But you, man of God, flee from all this, and pursue righteousness, godliness, faith, love, endurance and gentleness. – 1 Timothy 6:11
What is the starting point for a person who wants to be right with God? Because I didn’t actually read a Bible for the first 2 decades of my existence, I would have told you it was to “receive” the Lord. Many churches I attended made it sound to me as if salvation was something to be “found” by people. I don’t know if this was intentional or not, that was just my perception. Because of this, I lived several years thinking there would be this one big moment where my prayer of repentance would finally “take” and I would be different. I believed if I kept asking for forgiveness, I would eventually feel saved, and thus, actually be saved. I cannot even begin to tell you the frustration this produced in my heart, mind, and life.
I would venture to say that every person who reads this has said the sinner’s prayer of salvation at least once; probably more than once. There is nothing wrong at all with the prayer itself, “Lord, I am a sinner who needs you to save me! I believe Jesus died on the cross for my sins and many have been forgiven through His death and resurrection. Will you now forgive me?” The problem comes afterwards. What are people to do now that they have been forgiven? Is that it? Am I now bound for Heaven because I said a prayer?

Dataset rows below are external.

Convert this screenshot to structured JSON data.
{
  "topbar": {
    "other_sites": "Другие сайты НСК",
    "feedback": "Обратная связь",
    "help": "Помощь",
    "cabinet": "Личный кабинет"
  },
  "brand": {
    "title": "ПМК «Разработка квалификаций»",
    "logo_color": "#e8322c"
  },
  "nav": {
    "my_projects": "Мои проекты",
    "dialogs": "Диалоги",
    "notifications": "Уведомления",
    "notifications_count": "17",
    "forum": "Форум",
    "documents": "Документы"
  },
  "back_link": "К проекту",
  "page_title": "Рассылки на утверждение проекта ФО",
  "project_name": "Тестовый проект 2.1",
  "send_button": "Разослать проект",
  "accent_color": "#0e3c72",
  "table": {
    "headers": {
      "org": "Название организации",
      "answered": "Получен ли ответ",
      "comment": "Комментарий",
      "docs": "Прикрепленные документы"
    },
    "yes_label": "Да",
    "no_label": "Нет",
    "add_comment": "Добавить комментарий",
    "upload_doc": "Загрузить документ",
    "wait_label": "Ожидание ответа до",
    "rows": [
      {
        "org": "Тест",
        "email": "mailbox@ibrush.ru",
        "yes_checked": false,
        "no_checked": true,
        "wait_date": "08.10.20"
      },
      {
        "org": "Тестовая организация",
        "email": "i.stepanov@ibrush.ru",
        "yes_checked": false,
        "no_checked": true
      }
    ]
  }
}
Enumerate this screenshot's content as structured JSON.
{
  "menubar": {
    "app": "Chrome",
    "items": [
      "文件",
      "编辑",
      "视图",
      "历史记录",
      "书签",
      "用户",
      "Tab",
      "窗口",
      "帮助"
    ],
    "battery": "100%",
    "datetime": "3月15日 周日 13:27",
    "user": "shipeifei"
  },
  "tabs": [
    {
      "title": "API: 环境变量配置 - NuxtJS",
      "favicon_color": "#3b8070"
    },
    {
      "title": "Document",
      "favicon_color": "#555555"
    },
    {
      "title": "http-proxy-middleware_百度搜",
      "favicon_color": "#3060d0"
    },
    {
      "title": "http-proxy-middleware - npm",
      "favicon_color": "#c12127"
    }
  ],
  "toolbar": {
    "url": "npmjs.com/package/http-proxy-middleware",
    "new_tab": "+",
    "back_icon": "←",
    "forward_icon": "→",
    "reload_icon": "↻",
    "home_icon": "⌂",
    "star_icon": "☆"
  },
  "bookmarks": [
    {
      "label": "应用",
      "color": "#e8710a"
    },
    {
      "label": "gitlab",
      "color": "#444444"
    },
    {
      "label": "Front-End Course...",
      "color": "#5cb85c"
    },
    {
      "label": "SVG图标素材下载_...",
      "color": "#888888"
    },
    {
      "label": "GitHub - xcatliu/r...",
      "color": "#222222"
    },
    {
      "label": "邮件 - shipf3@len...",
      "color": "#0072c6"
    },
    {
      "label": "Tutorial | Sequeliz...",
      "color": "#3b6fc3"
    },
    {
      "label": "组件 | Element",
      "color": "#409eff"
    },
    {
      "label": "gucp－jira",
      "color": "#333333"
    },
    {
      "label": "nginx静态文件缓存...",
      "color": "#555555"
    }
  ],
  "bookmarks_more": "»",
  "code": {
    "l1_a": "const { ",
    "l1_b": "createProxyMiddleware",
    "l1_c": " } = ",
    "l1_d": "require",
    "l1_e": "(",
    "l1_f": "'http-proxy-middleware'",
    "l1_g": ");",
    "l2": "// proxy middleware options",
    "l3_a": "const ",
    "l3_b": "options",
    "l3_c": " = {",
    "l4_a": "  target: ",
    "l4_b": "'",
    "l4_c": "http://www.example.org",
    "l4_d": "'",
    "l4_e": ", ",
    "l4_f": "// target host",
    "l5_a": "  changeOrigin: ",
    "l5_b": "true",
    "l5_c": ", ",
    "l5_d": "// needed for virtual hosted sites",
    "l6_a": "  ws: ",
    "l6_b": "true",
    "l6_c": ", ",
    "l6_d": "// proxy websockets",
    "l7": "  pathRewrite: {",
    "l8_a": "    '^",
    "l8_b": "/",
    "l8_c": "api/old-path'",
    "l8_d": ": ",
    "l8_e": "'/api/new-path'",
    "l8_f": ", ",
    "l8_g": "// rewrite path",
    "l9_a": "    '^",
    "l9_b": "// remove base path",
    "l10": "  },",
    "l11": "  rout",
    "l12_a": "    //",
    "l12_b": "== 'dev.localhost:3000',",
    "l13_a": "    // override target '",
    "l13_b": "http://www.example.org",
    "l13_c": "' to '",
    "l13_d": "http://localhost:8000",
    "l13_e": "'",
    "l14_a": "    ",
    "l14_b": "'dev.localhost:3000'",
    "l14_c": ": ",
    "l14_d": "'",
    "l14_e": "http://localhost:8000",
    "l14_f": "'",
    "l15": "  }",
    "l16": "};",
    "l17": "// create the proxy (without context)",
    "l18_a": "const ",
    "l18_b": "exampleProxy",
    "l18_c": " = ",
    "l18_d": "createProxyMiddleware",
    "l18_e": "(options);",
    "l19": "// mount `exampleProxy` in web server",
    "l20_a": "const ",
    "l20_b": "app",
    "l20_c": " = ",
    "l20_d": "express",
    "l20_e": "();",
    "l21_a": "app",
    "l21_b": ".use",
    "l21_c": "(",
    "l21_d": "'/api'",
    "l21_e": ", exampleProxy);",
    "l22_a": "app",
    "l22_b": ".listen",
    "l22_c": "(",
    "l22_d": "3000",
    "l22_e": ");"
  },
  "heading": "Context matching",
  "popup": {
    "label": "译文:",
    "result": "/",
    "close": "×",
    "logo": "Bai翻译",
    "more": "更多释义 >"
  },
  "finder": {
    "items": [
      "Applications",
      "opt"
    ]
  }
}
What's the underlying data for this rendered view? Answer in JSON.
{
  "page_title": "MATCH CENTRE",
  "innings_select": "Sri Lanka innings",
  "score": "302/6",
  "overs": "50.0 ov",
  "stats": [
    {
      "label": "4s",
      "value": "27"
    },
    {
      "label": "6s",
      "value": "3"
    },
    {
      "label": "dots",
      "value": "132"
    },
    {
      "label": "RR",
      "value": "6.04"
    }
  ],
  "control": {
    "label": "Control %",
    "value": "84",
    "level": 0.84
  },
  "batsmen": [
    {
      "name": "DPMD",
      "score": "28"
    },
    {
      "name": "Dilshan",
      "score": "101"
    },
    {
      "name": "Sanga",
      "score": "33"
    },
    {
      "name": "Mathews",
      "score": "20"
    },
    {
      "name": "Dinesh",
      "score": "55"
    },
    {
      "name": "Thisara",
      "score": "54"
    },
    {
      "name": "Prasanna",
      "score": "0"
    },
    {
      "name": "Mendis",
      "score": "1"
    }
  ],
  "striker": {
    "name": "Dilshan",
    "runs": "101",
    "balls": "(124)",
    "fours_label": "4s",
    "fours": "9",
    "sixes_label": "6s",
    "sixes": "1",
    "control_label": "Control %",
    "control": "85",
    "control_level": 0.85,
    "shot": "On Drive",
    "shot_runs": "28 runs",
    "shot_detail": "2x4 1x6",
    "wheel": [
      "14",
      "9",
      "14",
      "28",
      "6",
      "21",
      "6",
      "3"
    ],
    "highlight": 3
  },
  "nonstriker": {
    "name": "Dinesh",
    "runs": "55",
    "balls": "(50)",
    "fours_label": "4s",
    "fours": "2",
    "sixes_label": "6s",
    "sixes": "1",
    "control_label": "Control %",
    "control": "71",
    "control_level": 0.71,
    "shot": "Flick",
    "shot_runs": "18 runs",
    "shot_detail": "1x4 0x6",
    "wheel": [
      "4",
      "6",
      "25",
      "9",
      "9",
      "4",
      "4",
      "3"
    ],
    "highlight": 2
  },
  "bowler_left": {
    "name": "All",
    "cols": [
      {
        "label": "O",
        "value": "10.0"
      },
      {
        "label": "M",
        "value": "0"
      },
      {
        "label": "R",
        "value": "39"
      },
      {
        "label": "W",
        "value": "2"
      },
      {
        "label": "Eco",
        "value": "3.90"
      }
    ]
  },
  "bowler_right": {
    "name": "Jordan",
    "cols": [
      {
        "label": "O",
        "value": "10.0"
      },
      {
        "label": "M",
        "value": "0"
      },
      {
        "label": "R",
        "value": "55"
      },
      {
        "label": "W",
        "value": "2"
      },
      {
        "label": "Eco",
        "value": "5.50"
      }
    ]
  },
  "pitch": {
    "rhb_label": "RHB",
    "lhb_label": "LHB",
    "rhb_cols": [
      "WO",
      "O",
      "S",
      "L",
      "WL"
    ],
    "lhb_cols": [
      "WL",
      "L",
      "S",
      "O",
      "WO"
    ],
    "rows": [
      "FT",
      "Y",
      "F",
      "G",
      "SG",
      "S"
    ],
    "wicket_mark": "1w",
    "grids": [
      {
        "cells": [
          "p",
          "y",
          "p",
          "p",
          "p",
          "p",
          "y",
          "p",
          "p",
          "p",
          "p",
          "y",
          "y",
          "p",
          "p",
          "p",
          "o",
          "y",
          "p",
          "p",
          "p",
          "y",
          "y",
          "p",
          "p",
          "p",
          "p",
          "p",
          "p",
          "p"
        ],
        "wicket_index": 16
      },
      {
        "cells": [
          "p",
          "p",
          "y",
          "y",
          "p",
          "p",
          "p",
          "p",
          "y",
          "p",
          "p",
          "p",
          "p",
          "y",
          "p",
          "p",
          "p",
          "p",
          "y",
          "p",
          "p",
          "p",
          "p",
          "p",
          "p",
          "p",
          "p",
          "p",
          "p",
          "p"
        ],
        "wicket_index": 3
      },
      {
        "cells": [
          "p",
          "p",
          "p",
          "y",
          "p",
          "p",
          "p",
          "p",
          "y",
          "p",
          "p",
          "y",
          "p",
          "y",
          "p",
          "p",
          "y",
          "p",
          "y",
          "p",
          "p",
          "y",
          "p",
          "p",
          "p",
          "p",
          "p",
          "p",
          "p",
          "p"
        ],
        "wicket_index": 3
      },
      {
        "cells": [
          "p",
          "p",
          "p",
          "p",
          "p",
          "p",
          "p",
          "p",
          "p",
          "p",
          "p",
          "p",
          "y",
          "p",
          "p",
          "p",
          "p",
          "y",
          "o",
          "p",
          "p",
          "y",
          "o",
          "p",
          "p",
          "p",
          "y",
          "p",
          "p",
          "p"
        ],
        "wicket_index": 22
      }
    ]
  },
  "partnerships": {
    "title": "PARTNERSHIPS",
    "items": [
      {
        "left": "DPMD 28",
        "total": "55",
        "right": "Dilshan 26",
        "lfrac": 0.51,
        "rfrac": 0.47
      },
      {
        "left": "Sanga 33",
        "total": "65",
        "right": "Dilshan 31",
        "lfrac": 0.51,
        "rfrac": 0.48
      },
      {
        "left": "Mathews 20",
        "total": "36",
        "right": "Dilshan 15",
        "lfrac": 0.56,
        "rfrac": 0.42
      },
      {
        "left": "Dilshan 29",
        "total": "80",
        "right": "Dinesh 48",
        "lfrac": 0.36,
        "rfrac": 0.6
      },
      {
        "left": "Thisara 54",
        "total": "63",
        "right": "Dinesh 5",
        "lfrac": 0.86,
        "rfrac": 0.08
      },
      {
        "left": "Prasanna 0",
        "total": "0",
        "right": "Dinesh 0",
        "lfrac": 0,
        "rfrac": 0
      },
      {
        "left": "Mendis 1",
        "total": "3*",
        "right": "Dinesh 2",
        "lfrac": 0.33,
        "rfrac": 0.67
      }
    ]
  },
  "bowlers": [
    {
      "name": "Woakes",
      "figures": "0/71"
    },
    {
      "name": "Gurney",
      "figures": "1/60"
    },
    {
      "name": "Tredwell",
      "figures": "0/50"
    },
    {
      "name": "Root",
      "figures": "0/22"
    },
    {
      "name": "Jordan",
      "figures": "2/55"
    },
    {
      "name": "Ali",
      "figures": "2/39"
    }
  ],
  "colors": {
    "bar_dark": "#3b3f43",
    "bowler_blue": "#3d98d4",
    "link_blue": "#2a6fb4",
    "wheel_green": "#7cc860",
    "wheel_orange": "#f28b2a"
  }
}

I can only speak for myself in this manner, but saying that prayer produced no real, immediate change in my life. I’m not going to say nothing happened. I distinctly remember feeling like a weight had fallen off of me. I remember feeling a real sense of relief. I also remember that the foul words still came out of my mouth, testosterone still raged, and I was still as lazy as I ever was. I would go to church, be reminded of all the sin I still had in my life and feel beaten down again, even unsaved. The very place where I learned of salvation was now beating me up because I still sinned some pretty heavy-duty sins. I felt lost all over again.
I say all that to say this: I wish I had been taught one thing by pastors and other Christians when I was a beginner. Instead of telling me repeatedly that I needed to quit cussing, quit sleeping around, quit watching trashy movies, and basically quit all my sinful habits; I wish I had been told simply to pursue God. I wish I had been told that it is okay to only read your Bible a few minutes a day at first. I wish I had been told it is okay to simply pray to God, “Lord, I don’t get all this and I don’t understand . . . will you help me?”
The starting point of a new believer is to pursue God. Go after Him with all you’ve got. A line in our mission statement at Lifeline Community Church is “pursue God relentlessly.” You will never lack for a reason not to pursue God. Your own flesh and carnal desires will give you more than enough excuses. Let there be no excuses. Carve out time in your day to read His Word and communicate with Him.
You see, eventually I did quit cussing, sleeping around and watching trashy movies. But, it did not come because a preacher, or some other Christian who had been a Christian for decades, judged me constantly or badgered me to stop. I changed because somewhere in the middle of pursuing God, I fell in love with Him and He changed my appetites, my wants, and my desires. All glory, honor, and credit for anything good in my life belongs to Him.
Have you ever taken a year to pursue God relentlessly? If so, how did God change you? If not, today is a great day to start.